I also think that many teachers do get ‘trapped” in jobs which they aren’t right for, ill matched with. They need also to recognize this and the goal being to find a place which matches however imperfectly their own teaching mindset/philosophy and belief system. Noting of course that even there – they’ll still have bad days!
When I’m having problem with my class (not unusual in the spring with 11 and 12 year olds), and I’m finding that most of my communication is corrective/negative, I make a really conscious effort to focus on kids who are on task, and to publicly acknowledge that. The dynamics (public vs. private) are different in high school, but the key thing is find what is working, and focus on that. By sharing what is working with the class, I’m giving them feedback on expectation, which if you’ve built a decent rapport, most will respond to positively. This is something that I have to do really intentionally when we first hit a bad patch, but once it’s kick-started, it becomes more “natural”.
Thank you, Food for thought. The slippery slopes at the end of term always require us to dig deep. It’s the little tweaks that keep the classroom human and more effective.
I agree, I give the same advice to the teacher-students I help (this is part of my job as a teacher in Europe helping new teachers in difficult districts to find their way and cope).
I think you should feel satisfied if you did the best you could at that time and place.
You should never expect anybody to congratulate you, what you do is first and foremost for your own achievement and satisfaction. This usually helps them to keep on.

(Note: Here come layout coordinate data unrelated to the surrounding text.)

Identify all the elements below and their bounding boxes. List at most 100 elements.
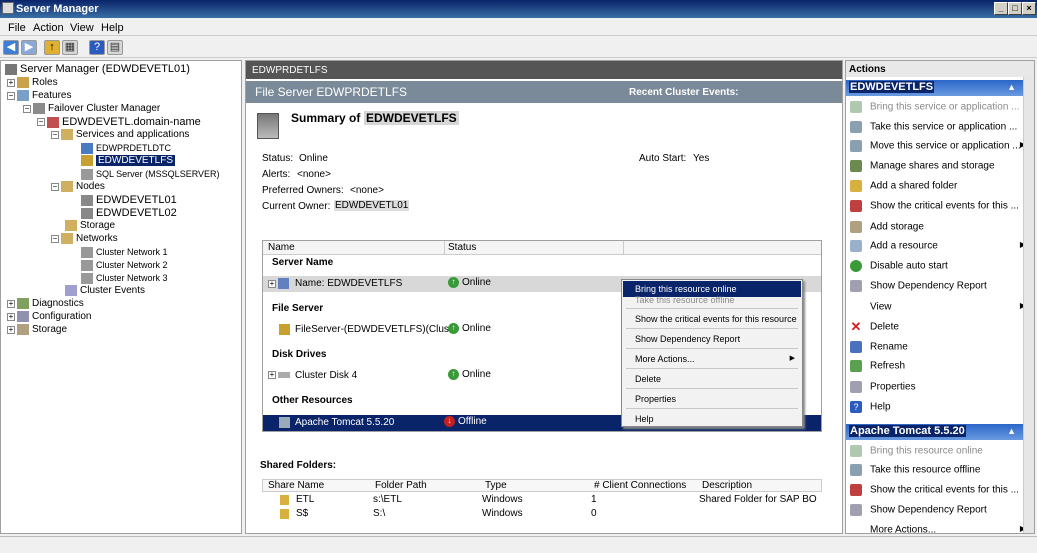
col-name[interactable]: Name [268,242,295,253]
up-folder-icon[interactable]: ↑ [44,40,60,55]
forward-icon[interactable]: ▶ [21,40,37,55]
action-show-critical-events[interactable]: Show the critical events for this ... [850,200,1026,212]
action-add-shared-folder[interactable]: Add a shared folder [850,180,1026,192]
col-type[interactable]: Type [485,480,507,491]
tree-node-roles[interactable]: + Roles [7,77,58,89]
menu-help[interactable]: Help [623,411,801,427]
back-icon[interactable]: ◀ [3,40,19,55]
action-move-service[interactable]: Move this service or application ...▶ [850,140,1026,152]
tree-node-diagnostics[interactable]: + Diagnostics [7,298,84,310]
action-rename[interactable]: Rename [850,341,1026,353]
close-button[interactable]: × [1022,2,1036,15]
tree-node-node2[interactable]: EDWDEVETL02 [81,207,177,220]
menu-show-critical-events[interactable]: Show the critical events for this resour… [623,311,801,327]
action-delete[interactable]: ✕ Delete [850,320,1026,333]
expand-icon[interactable]: + [7,78,15,87]
menu-action[interactable]: Action [33,22,64,34]
minimize-button[interactable]: _ [994,2,1008,15]
menu-more-actions[interactable]: More Actions... ▶ [623,351,801,367]
tree-node-cluster-events[interactable]: Cluster Events [65,285,145,297]
action-properties[interactable]: Properties [850,381,1026,393]
show-hide-action-pane-icon[interactable]: ▤ [107,40,123,55]
show-hide-tree-icon[interactable]: ▦ [62,40,78,55]
tree-node-edwdevetlfs[interactable]: EDWDEVETLFS [81,155,176,167]
expand-icon[interactable]: + [7,325,15,334]
features-icon [17,90,29,101]
action-show-critical-events-resource[interactable]: Show the critical events for this ... [850,484,1026,496]
status-bar [0,536,1037,553]
recent-events-link[interactable]: Recent Cluster Events: [629,87,738,98]
network-icon [81,272,93,284]
col-description[interactable]: Description [702,480,752,491]
collapse-icon[interactable]: − [23,104,31,113]
tree-node-network2[interactable]: Cluster Network 2 [81,259,168,272]
expand-icon[interactable]: + [268,371,276,380]
action-manage-shares[interactable]: Manage shares and storage [850,160,1026,172]
menu-delete[interactable]: Delete [623,371,801,387]
tree-node-networks[interactable]: − Networks [51,233,118,245]
expand-icon[interactable]: + [7,299,15,308]
tree-node-sql-server[interactable]: SQL Server (MSSQLSERVER) [81,168,220,181]
table-row[interactable]: ETL s:\ETL Windows 1 Shared Folder for S… [262,494,822,508]
actions-section-apache-tomcat[interactable]: Apache Tomcat 5.5.20 ▲ [846,424,1024,440]
menu-show-dependency-report[interactable]: Show Dependency Report [623,331,801,347]
collapse-icon[interactable]: − [37,118,45,127]
collapse-icon[interactable]: ▲ [1007,82,1016,92]
action-view[interactable]: View▶ [850,301,1026,313]
action-more-actions[interactable]: More Actions...▶ [850,524,1026,533]
help-icon[interactable]: ? [89,40,105,55]
menu-help[interactable]: Help [101,22,124,34]
group-file-server: File Server [272,303,324,314]
submenu-arrow-icon: ▶ [789,355,795,362]
tree-node-storage[interactable]: Storage [65,220,115,232]
action-take-resource-offline[interactable]: Take this resource offline [850,464,1026,476]
tree-node-cluster[interactable]: − EDWDEVETL.domain-name [37,116,201,129]
maximize-button[interactable]: □ [1008,2,1022,15]
menu-properties[interactable]: Properties [623,391,801,407]
action-add-resource[interactable]: Add a resource▶ [850,240,1026,252]
tree-node-network3[interactable]: Cluster Network 3 [81,272,168,285]
action-disable-auto-start[interactable]: Disable auto start [850,260,1026,272]
tree-node-node1[interactable]: EDWDEVETL01 [81,194,177,207]
menu-file[interactable]: File [8,22,26,34]
action-take-service-offline[interactable]: Take this service or application ... [850,121,1026,133]
action-add-storage[interactable]: Add storage [850,221,1026,233]
col-status[interactable]: Status [448,242,476,253]
menu-bar: File Action View Help [0,20,1037,36]
critical-events-icon [850,200,862,212]
tree-node-services[interactable]: − Services and applications [51,129,189,141]
col-share-name[interactable]: Share Name [268,480,324,491]
table-row[interactable]: S$ S:\ Windows 0 [262,508,822,522]
grid-header: Name Status [263,241,821,255]
tree-node-server-manager[interactable]: Server Manager (EDWDEVETL01) [5,63,190,76]
actions-scrollbar[interactable] [1023,77,1034,533]
collapse-icon[interactable]: ▲ [1007,426,1016,436]
menu-view[interactable]: View [70,22,94,34]
action-refresh[interactable]: Refresh [850,360,1026,372]
expand-icon[interactable]: + [7,312,15,321]
action-show-dependency-report-resource[interactable]: Show Dependency Report [850,504,1026,516]
collapse-icon[interactable]: − [51,130,59,139]
col-folder-path[interactable]: Folder Path [375,480,427,491]
tree-node-edwprdetldtc[interactable]: EDWPRDETLDTC [81,142,171,155]
tree-node-failover-cluster-manager[interactable]: − Failover Cluster Manager [23,103,160,115]
collapse-icon[interactable]: − [7,91,15,100]
collapse-icon[interactable]: − [51,234,59,243]
action-show-dependency-report[interactable]: Show Dependency Report [850,280,1026,292]
expand-icon[interactable]: + [268,279,276,288]
online-icon: ↑ [448,277,459,288]
tree-node-features[interactable]: − Features [7,90,71,102]
storage-icon [65,220,77,231]
col-client-connections[interactable]: # Client Connections [594,480,686,491]
column-separator [444,241,445,255]
actions-section-edwdevetlfs[interactable]: EDWDEVETLFS ▲ [846,80,1024,96]
tree-node-storage-root[interactable]: + Storage [7,324,67,336]
action-help[interactable]: ? Help [850,401,1026,413]
tree-node-nodes[interactable]: − Nodes [51,181,105,193]
resource-name: Cluster Disk 4 [295,370,358,381]
tree-node-configuration[interactable]: + Configuration [7,311,91,323]
collapse-icon[interactable]: − [51,182,59,191]
file-server-icon [279,324,290,335]
tree-node-network1[interactable]: Cluster Network 1 [81,246,168,259]
column-separator [623,241,624,255]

Now the metaphor of the tennis player is just great because doing something when there is tension is essential and “turning away from the net” maybe a good way to distance ourselves, keep calm and in charge. The thing is finding a way to turn away from the net each time. On the other hand feeling frustrated and showing it also means we care and may not be so bad every now and then, I think our students actually understand that.